Prince Harry revealed on Thursday that he suffered panic attacks and descended into binge-drinking and drugs while battling the helplessness of being unable to save his mother, Princess Diana.
The Duke of Sussex, 36, opened up in his new Apple TV+ show about the trauma he suffered following Diana’s death in a car crash in Paris in August 1997.
“I was willing to drink, I was willing to take drugs, I was willing to try and do the things that made me feel less like I was feeling,” Harry confessed.
“But I slowly became aware that, OK, I wasn’t drinking Monday to Friday, but I would probably drink a week’s worth in one day on a Friday or a Saturday night.
“And I would find myself drinking, not because I was enjoying it but because I was trying to mask something.”
Harry was just weeks away from his 13th birthday when Diana died, and he tells Oprah Winfrey in their new Apple TV+ show “The Me You Can’t See” how he turned to drink and drugs.
He told Oprah how his wife Meghan Markle helped him seek help more than four years ago following a fight where he reverted to a “12 year old.”
The series shows him having such therapy as EMDR treatment, an interactive psychotherapy technique used to relieve trauma and PTSD.
He said that during his childhood, teen years and twenties, “I wasn’t in an environment where it was encouraged to talk about it either, that was sort of, like, squashed.”
When he embarked on royal duties he was filled with dread.
“Every time I put a suit and tie on and having to do the role and sort of like go, let’s go. Before I even left the house I was pouring with sweat, my heart rate was . . . I was in fight or flight mode. Panic attacks, severe anxiety — so 28 to probably 32 was a nightmare time in my life, freaking out,” he revealed.

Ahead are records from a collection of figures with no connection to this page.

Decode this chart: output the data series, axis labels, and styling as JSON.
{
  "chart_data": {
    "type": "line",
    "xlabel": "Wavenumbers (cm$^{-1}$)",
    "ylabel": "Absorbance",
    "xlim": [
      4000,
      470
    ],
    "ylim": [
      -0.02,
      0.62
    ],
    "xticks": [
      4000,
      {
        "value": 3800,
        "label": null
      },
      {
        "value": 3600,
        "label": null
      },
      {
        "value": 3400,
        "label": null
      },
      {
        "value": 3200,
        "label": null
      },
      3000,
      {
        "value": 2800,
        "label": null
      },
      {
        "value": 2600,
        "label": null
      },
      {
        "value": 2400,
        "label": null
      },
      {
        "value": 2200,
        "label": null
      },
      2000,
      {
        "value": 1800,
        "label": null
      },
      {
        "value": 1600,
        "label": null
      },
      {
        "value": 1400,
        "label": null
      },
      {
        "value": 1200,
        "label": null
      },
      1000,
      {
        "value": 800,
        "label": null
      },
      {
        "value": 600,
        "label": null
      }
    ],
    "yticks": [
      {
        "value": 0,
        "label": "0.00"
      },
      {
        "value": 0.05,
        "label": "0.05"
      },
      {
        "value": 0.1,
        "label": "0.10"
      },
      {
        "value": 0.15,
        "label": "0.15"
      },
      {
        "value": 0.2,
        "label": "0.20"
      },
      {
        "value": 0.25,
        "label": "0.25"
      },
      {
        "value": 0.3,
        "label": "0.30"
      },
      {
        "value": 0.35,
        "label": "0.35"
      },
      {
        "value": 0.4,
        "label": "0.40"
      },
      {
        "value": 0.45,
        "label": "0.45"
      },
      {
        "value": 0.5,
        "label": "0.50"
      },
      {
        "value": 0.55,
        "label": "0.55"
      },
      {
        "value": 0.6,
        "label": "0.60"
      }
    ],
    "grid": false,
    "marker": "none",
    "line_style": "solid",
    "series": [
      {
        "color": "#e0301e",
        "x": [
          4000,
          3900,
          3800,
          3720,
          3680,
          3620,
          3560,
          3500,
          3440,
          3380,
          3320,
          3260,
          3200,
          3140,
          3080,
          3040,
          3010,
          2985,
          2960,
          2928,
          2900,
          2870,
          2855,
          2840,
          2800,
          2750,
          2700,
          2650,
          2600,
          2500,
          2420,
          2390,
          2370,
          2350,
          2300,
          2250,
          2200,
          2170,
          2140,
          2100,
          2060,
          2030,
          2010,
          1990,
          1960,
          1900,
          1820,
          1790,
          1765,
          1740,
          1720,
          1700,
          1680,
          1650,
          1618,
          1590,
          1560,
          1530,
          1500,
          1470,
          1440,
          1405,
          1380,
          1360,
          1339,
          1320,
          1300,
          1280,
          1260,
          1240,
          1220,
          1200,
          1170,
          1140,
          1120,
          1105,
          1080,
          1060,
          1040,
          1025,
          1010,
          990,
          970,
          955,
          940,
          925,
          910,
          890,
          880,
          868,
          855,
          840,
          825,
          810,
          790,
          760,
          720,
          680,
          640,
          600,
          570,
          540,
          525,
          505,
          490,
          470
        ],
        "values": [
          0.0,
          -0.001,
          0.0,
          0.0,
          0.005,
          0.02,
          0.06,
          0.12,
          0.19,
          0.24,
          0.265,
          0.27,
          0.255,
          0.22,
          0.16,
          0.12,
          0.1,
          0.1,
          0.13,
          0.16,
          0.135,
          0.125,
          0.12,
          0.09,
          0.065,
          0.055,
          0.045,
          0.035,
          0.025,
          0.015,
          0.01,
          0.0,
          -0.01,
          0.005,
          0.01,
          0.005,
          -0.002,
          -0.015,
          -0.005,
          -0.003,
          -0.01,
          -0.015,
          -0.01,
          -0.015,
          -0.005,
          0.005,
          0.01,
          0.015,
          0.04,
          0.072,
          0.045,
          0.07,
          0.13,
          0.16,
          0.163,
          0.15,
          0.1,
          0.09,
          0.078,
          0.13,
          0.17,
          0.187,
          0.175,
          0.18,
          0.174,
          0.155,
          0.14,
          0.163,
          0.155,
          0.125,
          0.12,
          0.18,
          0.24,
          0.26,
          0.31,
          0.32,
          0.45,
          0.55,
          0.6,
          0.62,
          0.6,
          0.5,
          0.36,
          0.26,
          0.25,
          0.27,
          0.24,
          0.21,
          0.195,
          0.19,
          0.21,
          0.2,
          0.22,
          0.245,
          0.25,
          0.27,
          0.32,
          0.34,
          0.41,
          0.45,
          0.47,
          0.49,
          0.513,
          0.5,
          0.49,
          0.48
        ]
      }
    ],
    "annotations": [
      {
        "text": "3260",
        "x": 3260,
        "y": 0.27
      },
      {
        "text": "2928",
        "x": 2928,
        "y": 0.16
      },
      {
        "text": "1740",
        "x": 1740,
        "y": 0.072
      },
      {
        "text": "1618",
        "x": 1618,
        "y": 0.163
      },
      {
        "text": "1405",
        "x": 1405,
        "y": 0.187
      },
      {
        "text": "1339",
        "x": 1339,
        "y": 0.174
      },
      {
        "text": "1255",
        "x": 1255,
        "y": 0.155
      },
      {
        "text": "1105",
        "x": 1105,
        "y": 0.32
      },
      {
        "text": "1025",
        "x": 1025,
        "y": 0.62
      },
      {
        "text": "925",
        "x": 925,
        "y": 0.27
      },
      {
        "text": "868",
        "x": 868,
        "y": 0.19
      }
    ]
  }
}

“People who are hurt, understandably hurt, from their upbringing, their environment, what’s happened to them, what they’ve been exposed to, what they’ve seen — whatever it is — if you don’t transform, if you don’t process it, then it ends up coming out and in all sorts of different ways and you can’t control.”
Harry said he was told to grin and bear it when it came to his mental health.
“I thought my family would help but every single ask, request, warning, whatever it is, got met with total silence or total neglect.
“Family members have said just play the game and your life will be easier, but I have a hell of a lot of my mum in me. I feel as though I am outside of the system, but I’m still stuck there. The only way to free yourself and break out to tell the truth,” he says, later adding, “If your parents don’t want to talk about it, and your friends can’t remind you about it, there’s no reason why you shouldn’t say, ‘Hang on a second, I may be the product of my upbringing.’
“I am one of the first people to recognize that firstly, I had a fear of — when I first went to therapy — a fear of losing,” he continues. “Four years of therapy for an individual that never thought that they would ever need or do therapy is … that’s a long time. I wasn’t in an environment where it was encouraged to talk about it either. That was sort of, like, squashed.”
Harry also explains that he thought he “needed” therapy because of “the past, to heal from the past,” mainly the death of his mother.
“I don’t want to think about her, because if I think about her then it’s going to bring up the fact that I can’t bring her back, and it’s just going to make me sad. What’s the point in thinking about something sad, what’s the point of thinking about someone that you’ve lost and you’re never going to get back again? And I just decided not to talk about it. No one was talking about it,” Harry recalls.
He added that he would have his “head in the sand and just crack on.”
“If people said, ‘how are you?’ I’d be like ‘fine.’ Never happy. Never sad, just fine. Fine was the easy answer. But I was all over the place mentally,” he revealed.
He confessed that he started “freaking out every time he got in a car and saw a camera.”
“I would just start sweating I would feel as though my body temperature was two or three degrees warmer than everybody else in the room,” he said.
“I would convince myself that my face was bright red and therefore everybody could see how i was feeling but no one would know why it was embarrassing you get in your head about it.”
He said he felt like one bead of sweat made him feel like his whole world was “pouring down,” adding he could not tell anyone because he was so “embarrassed.”
“Everywhere I go every single time I meet someone it’s almost like I’m being drained of this energy picking up on other people’s emotions, finally I would bump into somebody who was sweating more than me and I would stop be able to speak to them and everything would calm down and then I could move on again,” Harry said.
Harry also talked about his mother’s funeral, when he and his older brother Prince William, then 15, joined their father Prince Charles, grandfather Prince Philip and uncle Charles, Earl Spencer in walking solemnly behind Diana’s casket.
“For me, the thing I remember the most was the sound of the horse’s hooves going along the Mall, the red brick road. By this point, both of us were in shock. It was like I was outside of my body,” Harry recalls.
“I’m just walking along and doing what was expected of me, showing the one-tenth of the emotion that everybody else was showing,” he adds.
Prince Harry and Oprah Winfrey’s mental-health docuseries also features stories from Oprah, Lady Gaga and Glenn Close.